I'm trying to develop a script that will take user submitted HTML, loop through it to identify matching tags, make adjustments to those matched tags, and then spit out the resulting HTML as plain text that the user can copy. The end goal here is to replace all href
's in a submission and replace them with different URL's.
So for example, this:
<a href="http://example.com/">Link A</a>
<a data-track="false" href="http://example.com/">Link B</a>
<a href="http://example.com/">Link C</a>
Becomes this:
<a href="http://newurl.com/link1">Link A</a>
<a data-track="false" href="http://example.com/">Link B</a>
<a href="http://newurl.com/link2">Link C</a>
My first thought was to take the submitted HTML from the <textarea>
field and put it in a variable. At this point the HTML becomes a string and I was going to loop through it with a regex to find matching tags. My issue was that I needed to find all <a>
tags that did NOT include the attribute data-track="false"

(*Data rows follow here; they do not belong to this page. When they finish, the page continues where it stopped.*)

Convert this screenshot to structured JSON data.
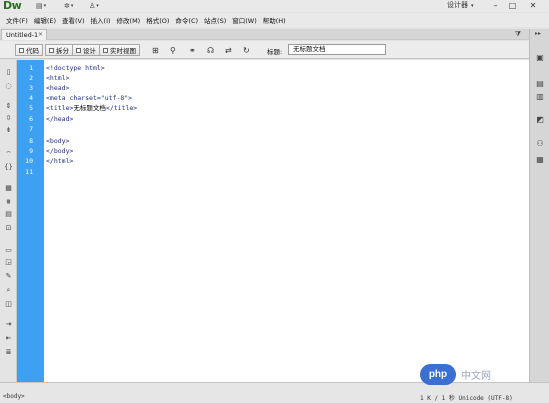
{
  "app": {
    "logo": "Dw",
    "workspace_label": "设计器",
    "window_buttons": [
      "–",
      "□",
      "✕"
    ]
  },
  "menubar": {
    "items": [
      "文件(F)",
      "编辑(E)",
      "查看(V)",
      "插入(I)",
      "修改(M)",
      "格式(O)",
      "命令(C)",
      "站点(S)",
      "窗口(W)",
      "帮助(H)"
    ]
  },
  "tabs": {
    "active": "Untitled-1",
    "close": "×"
  },
  "toolbar": {
    "views": [
      "代码",
      "拆分",
      "设计",
      "实时视图"
    ],
    "title_label": "标题:",
    "title_value": "无标题文档"
  },
  "editor": {
    "line_numbers": [
      "1",
      "2",
      "3",
      "4",
      "5",
      "6",
      "7",
      "8",
      "9",
      "10",
      "11"
    ],
    "lines": [
      {
        "tag": "<!doctype html>"
      },
      {
        "tag": "<html>"
      },
      {
        "tag": "<head>"
      },
      {
        "tag": "<meta charset=\"utf-8\">"
      },
      {
        "tag": "<title>",
        "text": "无标题文档",
        "tag2": "</title>"
      },
      {
        "tag": "</head>"
      },
      {
        "tag": ""
      },
      {
        "tag": "<body>"
      },
      {
        "tag": "</body>"
      },
      {
        "tag": "</html>"
      },
      {
        "tag": ""
      }
    ]
  },
  "statusbar": {
    "tag_selector": "<body>",
    "info": "1 K / 1 秒 Unicode (UTF-8)"
  },
  "watermark": {
    "badge": "php",
    "text": "中文网"
  },
  "colors": {
    "gutter": "#3ea0f0",
    "tag_text": "#1b2f8c",
    "logo": "#2f6f25",
    "watermark_badge": "#3b6fd1"
  }
}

. And as far as I can tell that's impossible with regex since each link isn't going to be on its own line.
My second thought was to loop through it using jQuery where I could use something like this:
$("a:not([data-tracking='false'])");
But I can't use jQuery like this on a string, right? It needs to be in the DOM.
I'm unsure of the best way to go about doing this. Maybe another language would prove helpful, but other than HTML and CSS, javascript and jQuery are the only ones I'm experienced with.
Any and all help would be greatly appreciated.